Each input file contains one test case. Each case contains a pair of integers a and b where -1000000 <= a, b <= 1000000. The numbers are separated by a space.

Output

For each test case, you should output the sum of a and b in one line.

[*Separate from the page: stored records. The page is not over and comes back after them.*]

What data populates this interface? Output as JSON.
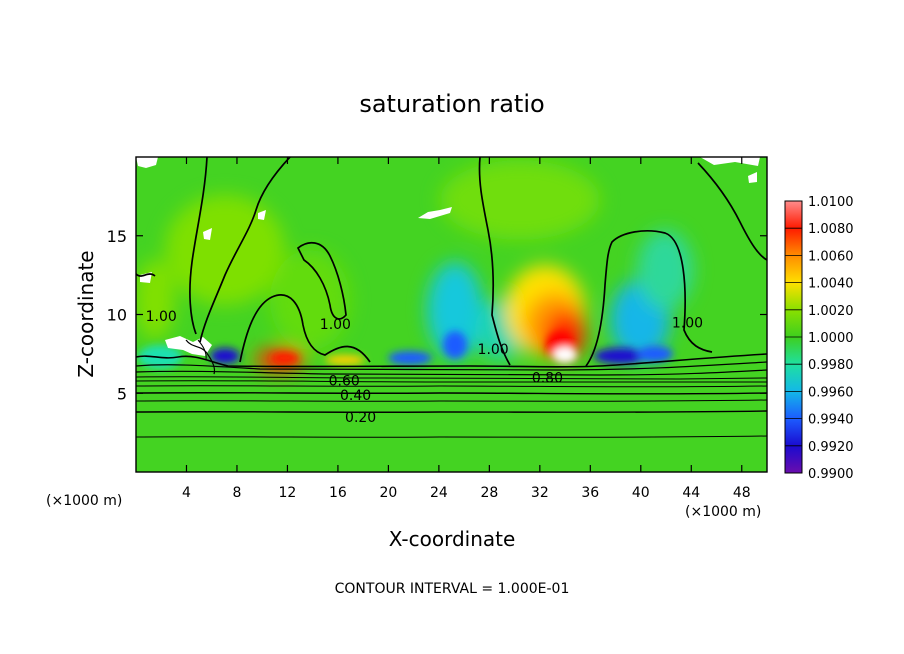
{
  "chart_data": {
    "type": "heatmap",
    "title": "saturation ratio",
    "xlabel": "X-coordinate",
    "ylabel": "Z-coordinate",
    "x_unit_left": "(×1000 m)",
    "x_unit_right": "(×1000 m)",
    "xlim": [
      0,
      50
    ],
    "ylim": [
      0,
      20
    ],
    "xticks": [
      4,
      8,
      12,
      16,
      20,
      24,
      28,
      32,
      36,
      40,
      44,
      48
    ],
    "xtick_labels": [
      "4",
      "8",
      "12",
      "16",
      "20",
      "24",
      "28",
      "32",
      "36",
      "40",
      "44",
      "48"
    ],
    "yticks": [
      5,
      10,
      15
    ],
    "ytick_labels": [
      "5",
      "10",
      "15"
    ],
    "colorbar": {
      "min": 0.99,
      "max": 1.01,
      "ticks": [
        1.01,
        1.008,
        1.006,
        1.004,
        1.002,
        1.0,
        0.998,
        0.996,
        0.994,
        0.992,
        0.99
      ],
      "tick_labels": [
        "1.0100",
        "1.0080",
        "1.0060",
        "1.0040",
        "1.0020",
        "1.0000",
        "0.9980",
        "0.9960",
        "0.9940",
        "0.9920",
        "0.9900"
      ],
      "colors": [
        "#6a0dad",
        "#1a0bd0",
        "#1c5cff",
        "#13b8e8",
        "#1fe0a0",
        "#3ecf1e",
        "#8ae000",
        "#ffe000",
        "#ff8c00",
        "#ff1a00",
        "#ff8c8c"
      ]
    },
    "contour_labels": [
      {
        "text": "1.00",
        "x": 2.0,
        "y": 9.9
      },
      {
        "text": "1.00",
        "x": 15.8,
        "y": 9.4
      },
      {
        "text": "1.00",
        "x": 28.3,
        "y": 7.8
      },
      {
        "text": "1.00",
        "x": 43.7,
        "y": 9.5
      },
      {
        "text": "0.60",
        "x": 16.5,
        "y": 5.8
      },
      {
        "text": "0.40",
        "x": 17.4,
        "y": 4.9
      },
      {
        "text": "0.20",
        "x": 17.8,
        "y": 3.5
      },
      {
        "text": "0.80",
        "x": 32.6,
        "y": 6.0
      }
    ],
    "footer_note": "CONTOUR INTERVAL = 1.000E-01"
  }
}
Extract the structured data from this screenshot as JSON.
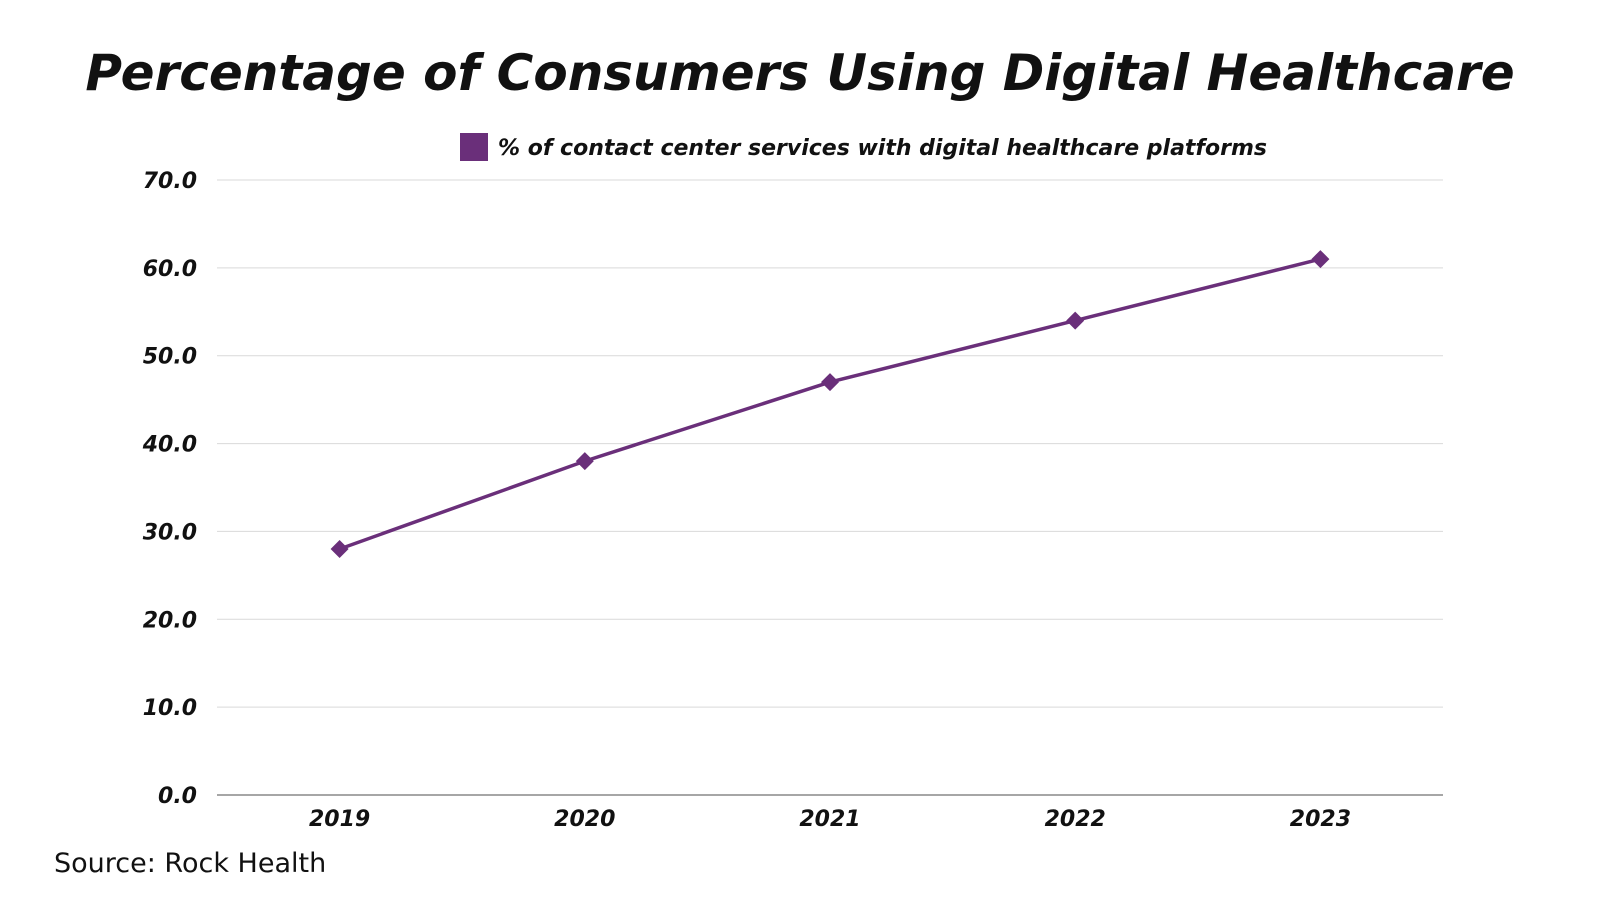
{
  "source": "Source: Rock Health",
  "chart_data": {
    "type": "line",
    "title": "Percentage of Consumers Using Digital Healthcare",
    "xlabel": "",
    "ylabel": "",
    "categories": [
      "2019",
      "2020",
      "2021",
      "2022",
      "2023"
    ],
    "series": [
      {
        "name": "% of contact center services with digital healthcare platforms",
        "values": [
          28,
          38,
          47,
          54,
          61
        ],
        "color": "#6a2f7a"
      }
    ],
    "ylim": [
      0,
      70
    ],
    "yticks": [
      "0.0",
      "10.0",
      "20.0",
      "30.0",
      "40.0",
      "50.0",
      "60.0",
      "70.0"
    ],
    "grid": true,
    "legend": "top-center",
    "marker": "diamond"
  }
}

The sum must be written in the standard format.

Sample Input

-1000000 9

Sample Output

-999,991

#include <iostream>
#include <cstring>
#include <queue>
#include <set>
#include <vector>
#include <cmath>
#include <stack>
#include <string>
#include <queue>
#include <algorithm>
#include <cstdio>
using namespace std;
#define INF 0x3f3f3f3f
int main() {
	int a, b;
	stack<int> sta;
	while (~scanf("%d%d",&a,&b)) {
		int sum = a + b;
		if (sum < 0) {
			putchar('-');
			sum = abs(sum);
		}
		if (sum < 1000) {
			printf("%d\n", sum);
			continue;
		}
		while (sum) {
			int t = sum % 10;
			sum /= 10;
			sta.push(t);
		}
		bool flag = false;
		int s = ((int)sta.size()) % 3;
		for (int i = 0; i < s; ++i) {
			printf("%d", sta.top());
			sta.pop();
			flag = true;
		}
		if (flag) {
			putchar(',');
		}
		while (!sta.empty()) {
			printf("%d", sta.top());
			sta.pop();
			if (((int)sta.size()) % 3 == 0 && !sta.empty()) {
				putchar(',');
			}
		}
		putchar('\n');
	}
	return 0;
}

A+B,标准格式输出，注意绝对值<1000的情况，注意3的倍数位的情况。